This approach involves sorting both strings and comparing them. If they are anagrams, both sorted strings will be identical since an anagram is defined as a rearrangement of letters. The time complexity mainly depends on the sorting step, which is O(n log n), where n is the length of the strings. Space complexity is O(1) if sorting is done in-place, otherwise O(n) with additional space for sorted copies.
Time Complexity: O(n log n), Space Complexity: O(n) due to sorting overhead.
1function isAnagram(s, t) {
2 if (s.length !== t.length) {
3 return false;
4 }
5 const sortedS = s.split('').sort().join('');
6 const sortedT = t.split('').sort().join('');
7 return sortedS === sortedT;
8}
9
10let s = 'anagram';
11let t = 'nagaram';
12console.log(isAnagram(s, t));
Check string lengths first. Use split()
to convert strings into arrays, sort()
to sort, and join()
to revert arrays back to strings before comparing both strings for equality.
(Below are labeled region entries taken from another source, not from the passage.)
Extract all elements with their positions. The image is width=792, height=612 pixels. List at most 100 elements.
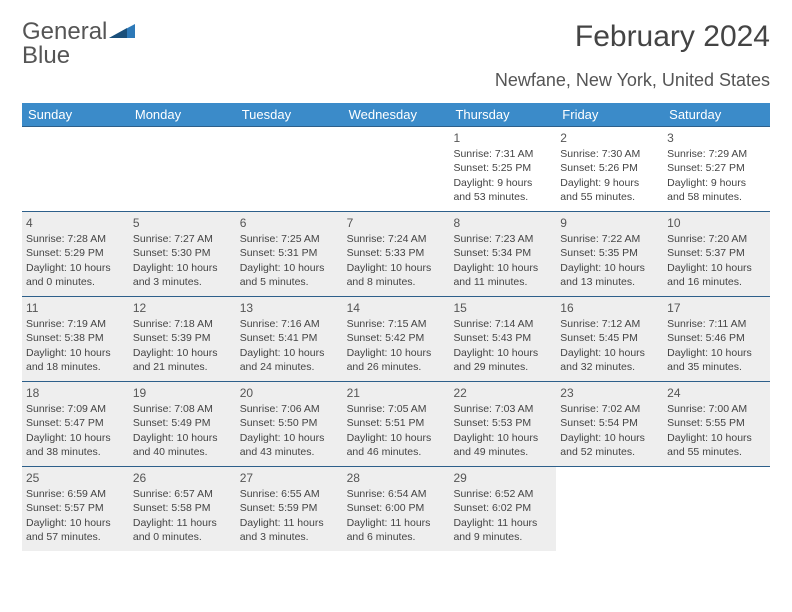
day-detail-line: Sunset: 5:37 PM: [667, 246, 766, 260]
day-number: 11: [26, 300, 125, 316]
day-number: 1: [453, 130, 552, 146]
day-detail-line: Daylight: 9 hours: [453, 176, 552, 190]
day-detail-line: Sunrise: 7:18 AM: [133, 317, 232, 331]
day-detail-line: and 57 minutes.: [26, 530, 125, 544]
day-detail-line: Daylight: 10 hours: [26, 346, 125, 360]
day-detail-line: Sunset: 5:35 PM: [560, 246, 659, 260]
day-detail-line: Sunset: 5:30 PM: [133, 246, 232, 260]
day-cell: 21Sunrise: 7:05 AMSunset: 5:51 PMDayligh…: [343, 382, 450, 466]
day-cell: [22, 127, 129, 211]
day-detail-line: and 9 minutes.: [453, 530, 552, 544]
day-cell: 7Sunrise: 7:24 AMSunset: 5:33 PMDaylight…: [343, 212, 450, 296]
day-detail-line: Sunrise: 7:29 AM: [667, 147, 766, 161]
day-cell: 3Sunrise: 7:29 AMSunset: 5:27 PMDaylight…: [663, 127, 770, 211]
day-detail-line: Sunrise: 7:14 AM: [453, 317, 552, 331]
day-detail-line: and 35 minutes.: [667, 360, 766, 374]
day-number: 6: [240, 215, 339, 231]
day-detail-line: Sunset: 5:29 PM: [26, 246, 125, 260]
day-detail-line: Daylight: 10 hours: [133, 261, 232, 275]
day-detail-line: Sunset: 5:25 PM: [453, 161, 552, 175]
day-cell: 12Sunrise: 7:18 AMSunset: 5:39 PMDayligh…: [129, 297, 236, 381]
day-detail-line: Sunset: 5:39 PM: [133, 331, 232, 345]
day-cell: 10Sunrise: 7:20 AMSunset: 5:37 PMDayligh…: [663, 212, 770, 296]
day-detail-line: Sunset: 5:27 PM: [667, 161, 766, 175]
logo-text-block: General Blue: [22, 20, 135, 68]
day-detail-line: and 58 minutes.: [667, 190, 766, 204]
day-detail-line: Daylight: 10 hours: [240, 261, 339, 275]
day-number: 28: [347, 470, 446, 486]
day-cell: 24Sunrise: 7:00 AMSunset: 5:55 PMDayligh…: [663, 382, 770, 466]
day-cell: [129, 127, 236, 211]
day-number: 14: [347, 300, 446, 316]
day-detail-line: Daylight: 10 hours: [667, 346, 766, 360]
weekday-header-cell: Sunday: [22, 103, 129, 126]
day-cell: 11Sunrise: 7:19 AMSunset: 5:38 PMDayligh…: [22, 297, 129, 381]
logo-word-general: General: [22, 18, 107, 45]
day-number: 24: [667, 385, 766, 401]
day-detail-line: Daylight: 10 hours: [667, 261, 766, 275]
day-detail-line: Sunset: 5:58 PM: [133, 501, 232, 515]
day-detail-line: Sunset: 5:46 PM: [667, 331, 766, 345]
day-cell: 14Sunrise: 7:15 AMSunset: 5:42 PMDayligh…: [343, 297, 450, 381]
day-detail-line: Sunrise: 7:05 AM: [347, 402, 446, 416]
weekday-header-cell: Monday: [129, 103, 236, 126]
day-detail-line: and 3 minutes.: [133, 275, 232, 289]
day-detail-line: and 43 minutes.: [240, 445, 339, 459]
day-detail-line: and 26 minutes.: [347, 360, 446, 374]
calendar-grid: SundayMondayTuesdayWednesdayThursdayFrid…: [22, 103, 770, 551]
day-cell: [556, 467, 663, 551]
day-number: 12: [133, 300, 232, 316]
day-cell: 20Sunrise: 7:06 AMSunset: 5:50 PMDayligh…: [236, 382, 343, 466]
day-detail-line: Sunrise: 6:55 AM: [240, 487, 339, 501]
day-detail-line: Daylight: 10 hours: [347, 261, 446, 275]
day-detail-line: and 21 minutes.: [133, 360, 232, 374]
day-detail-line: and 24 minutes.: [240, 360, 339, 374]
day-cell: 17Sunrise: 7:11 AMSunset: 5:46 PMDayligh…: [663, 297, 770, 381]
day-cell: [236, 127, 343, 211]
weekday-header-row: SundayMondayTuesdayWednesdayThursdayFrid…: [22, 103, 770, 126]
day-detail-line: Daylight: 9 hours: [667, 176, 766, 190]
day-cell: 4Sunrise: 7:28 AMSunset: 5:29 PMDaylight…: [22, 212, 129, 296]
day-detail-line: Sunrise: 7:15 AM: [347, 317, 446, 331]
day-detail-line: Sunrise: 7:00 AM: [667, 402, 766, 416]
weekday-header-cell: Thursday: [449, 103, 556, 126]
day-number: 16: [560, 300, 659, 316]
day-detail-line: and 18 minutes.: [26, 360, 125, 374]
day-detail-line: Sunrise: 7:28 AM: [26, 232, 125, 246]
day-cell: 1Sunrise: 7:31 AMSunset: 5:25 PMDaylight…: [449, 127, 556, 211]
day-cell: 29Sunrise: 6:52 AMSunset: 6:02 PMDayligh…: [449, 467, 556, 551]
day-detail-line: and 49 minutes.: [453, 445, 552, 459]
day-detail-line: Sunrise: 7:25 AM: [240, 232, 339, 246]
day-detail-line: and 3 minutes.: [240, 530, 339, 544]
day-number: 25: [26, 470, 125, 486]
day-detail-line: and 0 minutes.: [133, 530, 232, 544]
day-number: 17: [667, 300, 766, 316]
day-number: 13: [240, 300, 339, 316]
day-detail-line: Sunrise: 6:59 AM: [26, 487, 125, 501]
calendar-page: General Blue February 2024 Newfane, New …: [0, 0, 792, 551]
page-title: February 2024: [575, 20, 770, 54]
day-detail-line: Sunset: 5:51 PM: [347, 416, 446, 430]
day-detail-line: Sunrise: 6:57 AM: [133, 487, 232, 501]
day-detail-line: Sunrise: 7:19 AM: [26, 317, 125, 331]
day-cell: 18Sunrise: 7:09 AMSunset: 5:47 PMDayligh…: [22, 382, 129, 466]
day-number: 7: [347, 215, 446, 231]
day-detail-line: Sunrise: 7:16 AM: [240, 317, 339, 331]
day-detail-line: and 11 minutes.: [453, 275, 552, 289]
day-detail-line: Sunset: 5:42 PM: [347, 331, 446, 345]
day-detail-line: and 53 minutes.: [453, 190, 552, 204]
day-detail-line: Sunrise: 7:24 AM: [347, 232, 446, 246]
day-cell: 16Sunrise: 7:12 AMSunset: 5:45 PMDayligh…: [556, 297, 663, 381]
day-number: 5: [133, 215, 232, 231]
day-detail-line: Sunset: 5:34 PM: [453, 246, 552, 260]
weeks-container: 1Sunrise: 7:31 AMSunset: 5:25 PMDaylight…: [22, 126, 770, 551]
logo-triangle-icon: [109, 20, 135, 43]
day-number: 4: [26, 215, 125, 231]
week-row: 18Sunrise: 7:09 AMSunset: 5:47 PMDayligh…: [22, 381, 770, 466]
day-detail-line: Daylight: 10 hours: [133, 346, 232, 360]
day-cell: 15Sunrise: 7:14 AMSunset: 5:43 PMDayligh…: [449, 297, 556, 381]
day-detail-line: and 6 minutes.: [347, 530, 446, 544]
day-detail-line: and 29 minutes.: [453, 360, 552, 374]
day-detail-line: Sunset: 5:49 PM: [133, 416, 232, 430]
day-detail-line: Sunrise: 7:02 AM: [560, 402, 659, 416]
This approach uses two arrays (or hashmaps for more general cases) to count the frequency of each character in both strings. Since the problem constraints specify lowercase English letters, array indices (0-25) can be used to count character occurrences.
Time Complexity: O(n), Space Complexity: O(1) as the count array is fixed in size.
1public class AnagramCheck {
2 public static boolean isAnagram(String s, String t) {
3 if (s.length() != t.length()) {
4 return false;
5 }
6 int[] count = new int[26];
7 for (int i = 0; i < s.length(); i++) {
8 count[s.charAt(i) - 'a']++;
9 count[t.charAt(i) - 'a']--;
10 }
11 for (int c : count) {
12 if (c != 0) {
13 return false;
14 }
15 }
16 return true;
17 }
18
19 public static void main(String[] args) {
20 String s = "anagram";
21 String t = "nagaram";
22 System.out.println(isAnagram(s, t));
23 }
24}
Frequency counters are updated and evaluated at each character iteration. Balanced elements imply identical character distributions across both strings, fulfilling anagram conditions.